徒然なるままに、クラシックや歌舞伎・文楽鑑賞、海外生活と旅、読書、生活随想、経済、経営、政治等々万の随想を書こうと思う。

庭で何となく過ごすひととき

2022年12月17日 | 生活随想・趣味
   歳の所為でもないと思うが、書斎でパソコンを叩いたり、和室で本を読んでいるときなどに、休憩を兼ねて、フッと庭に出て、何となくぶらぶら過ごすことがある。
   そんな時には、マグカップにコーヒー牛乳をタップリ入れて出て、花が咲いていればカメラを持ち出す。

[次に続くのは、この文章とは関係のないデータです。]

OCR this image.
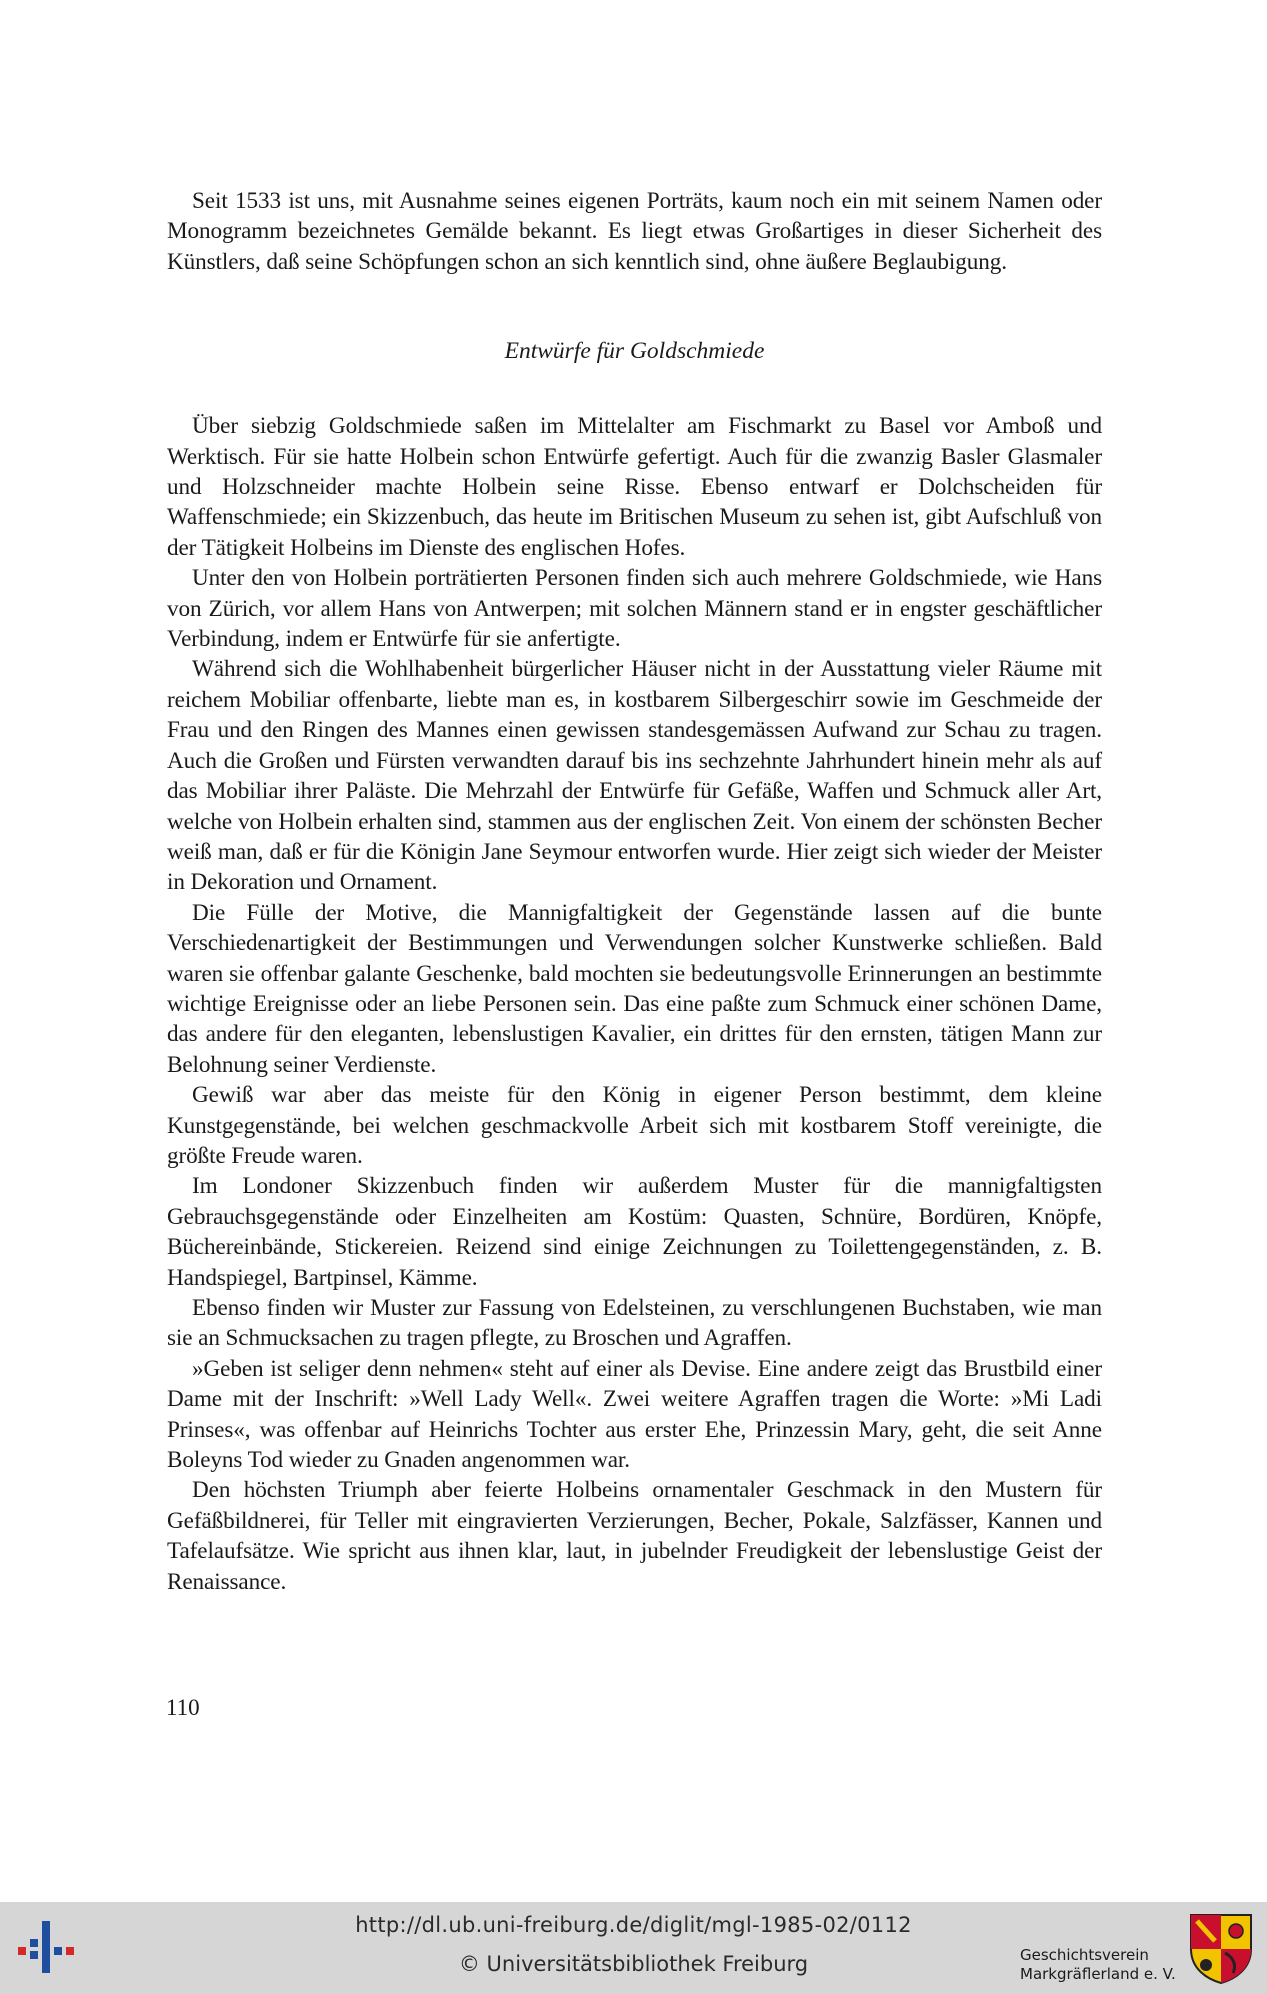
Seit 1533 ist uns, mit Ausnahme seines eigenen Porträts, kaum noch ein mit seinem Namen oder Monogramm bezeichnetes Gemälde bekannt. Es liegt etwas Großartiges in dieser Sicherheit des Künstlers, daß seine Schöpfungen schon an sich kenntlich sind, ohne äußere Beglaubigung.

Entwürfe für Goldschmiede

Über siebzig Goldschmiede saßen im Mittelalter am Fischmarkt zu Basel vor Amboß und Werktisch. Für sie hatte Holbein schon Entwürfe gefertigt. Auch für die zwanzig Basler Glasmaler und Holzschneider machte Holbein seine Risse. Ebenso entwarf er Dolchscheiden für Waffenschmiede; ein Skizzenbuch, das heute im Britischen Museum zu sehen ist, gibt Aufschluß von der Tätigkeit Holbeins im Dienste des englischen Hofes.

Unter den von Holbein porträtierten Personen finden sich auch mehrere Goldschmiede, wie Hans von Zürich, vor allem Hans von Antwerpen; mit solchen Männern stand er in engster geschäftlicher Verbindung, indem er Entwürfe für sie anfertigte.

Während sich die Wohlhabenheit bürgerlicher Häuser nicht in der Ausstattung vieler Räume mit reichem Mobiliar offenbarte, liebte man es, in kostbarem Silbergeschirr sowie im Geschmeide der Frau und den Ringen des Mannes einen gewissen standesgemässen Aufwand zur Schau zu tragen. Auch die Großen und Fürsten verwandten darauf bis ins sechzehnte Jahrhundert hinein mehr als auf das Mobiliar ihrer Paläste. Die Mehrzahl der Entwürfe für Gefäße, Waffen und Schmuck aller Art, welche von Holbein erhalten sind, stammen aus der englischen Zeit. Von einem der schönsten Becher weiß man, daß er für die Königin Jane Seymour entworfen wurde. Hier zeigt sich wieder der Meister in Dekoration und Ornament.

Die Fülle der Motive, die Mannigfaltigkeit der Gegenstände lassen auf die bunte Verschiedenartigkeit der Bestimmungen und Verwendungen solcher Kunstwerke schließen. Bald waren sie offenbar galante Geschenke, bald mochten sie bedeutungsvolle Erinnerungen an bestimmte wichtige Ereignisse oder an liebe Personen sein. Das eine paßte zum Schmuck einer schönen Dame, das andere für den eleganten, lebenslustigen Kavalier, ein drittes für den ernsten, tätigen Mann zur Belohnung seiner Verdienste.

Gewiß war aber das meiste für den König in eigener Person bestimmt, dem kleine Kunstgegenstände, bei welchen geschmackvolle Arbeit sich mit kostbarem Stoff vereinigte, die größte Freude waren.

Im Londoner Skizzenbuch finden wir außerdem Muster für die mannigfaltigsten Gebrauchsgegenstände oder Einzelheiten am Kostüm: Quasten, Schnüre, Bordüren, Knöpfe, Büchereinbände, Stickereien. Reizend sind einige Zeichnungen zu Toilettengegenständen, z. B. Handspiegel, Bartpinsel, Kämme.

Ebenso finden wir Muster zur Fassung von Edelsteinen, zu verschlungenen Buchstaben, wie man sie an Schmucksachen zu tragen pflegte, zu Broschen und Agraffen.

»Geben ist seliger denn nehmen« steht auf einer als Devise. Eine andere zeigt das Brustbild einer Dame mit der Inschrift: »Well Lady Well«. Zwei weitere Agraffen tragen die Worte: »Mi Ladi Prinses«, was offenbar auf Heinrichs Tochter aus erster Ehe, Prinzessin Mary, geht, die seit Anne Boleyns Tod wieder zu Gnaden angenommen war.

Den höchsten Triumph aber feierte Holbeins ornamentaler Geschmack in den Mustern für Gefäßbildnerei, für Teller mit eingravierten Verzierungen, Becher, Pokale, Salzfässer, Kannen und Tafelaufsätze. Wie spricht aus ihnen klar, laut, in jubelnder Freudigkeit der lebenslustige Geist der Renaissance.

110
http://dl.ub.uni-freiburg.de/diglit/mgl-1985-02/0112
© Universitätsbibliothek Freiburg	Geschichtsverein
Markgräflerland e. V.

   週日には、学校に行き来する小学生達の賑やかな声が聞こえるが、古い住宅地なので、普段は人通りも少なくて、静かである。
   時々、飛行機の爆音が遠くに聞こえたり、宅配便など作業車が通るくらいで車も少なく、時折、散歩姿の老人に出会うが、寒くなってきたので、鎌倉山に歩く観光客もいなくなった。気の遠くなるような静けさが支配する。
   いわば、気分転換に過ぎないのだが、なぜか、歳を取ると苦しかったことや面白くないことばかりを思い出すことが多いので、庭の冷気に触れると妙に気が落ち着くのでホッとしている。
   
   
   
   
   

   庭園に出て、何もせずに無為にぶらぶらすることは、ロンドンのキューガーデンの傍に住んでいたときにも、良くやっていた。
   この時は、一眼レフを持って出たので写真を撮るつもりであったが、殆どは、観光客を避けて自然環境が残っているような林や裏庭に回って、目的もなくぶらぶら歩くのが好きであった。珍しい綺麗な野鳥が近づいてくることもあったし、小動物も足下を駆け抜けた。
   多忙を極めていたので、キューガーデンを訪れる機会も少なかったが、目と鼻の先であったし、年間パスポートも持っていたので、偶然取れた散策の時間は貴重であった。
   近くのリッチモンドの山間に入ると渓谷となるが、キューガーデンに接するテームズ川は、とうとうと流れていて、ロンドン近郊の僅かな距離でありながら、大都会有り田園地帯有り、幾重にも姿を変えて流れる不思議な大河である。
   このキューガーデンには、あっちこっちに生前の思い出のためにとファンに寄付されたベンチがあって、テームズの河畔で、小一時間座って瞑想に耽ることもあった。
   このキューガーデンは、世界最高の大植物園であって、古い昔から世界中にプラントハンターを派遣して植物を集めてきたので、日本の桜もモミジも椿も沢山植わっていて、日本の花木がシーズンには咲き乱れていた。
   これらの花木に癒やされながら、望郷の思いに浸っていた日々が無性に懐かしい。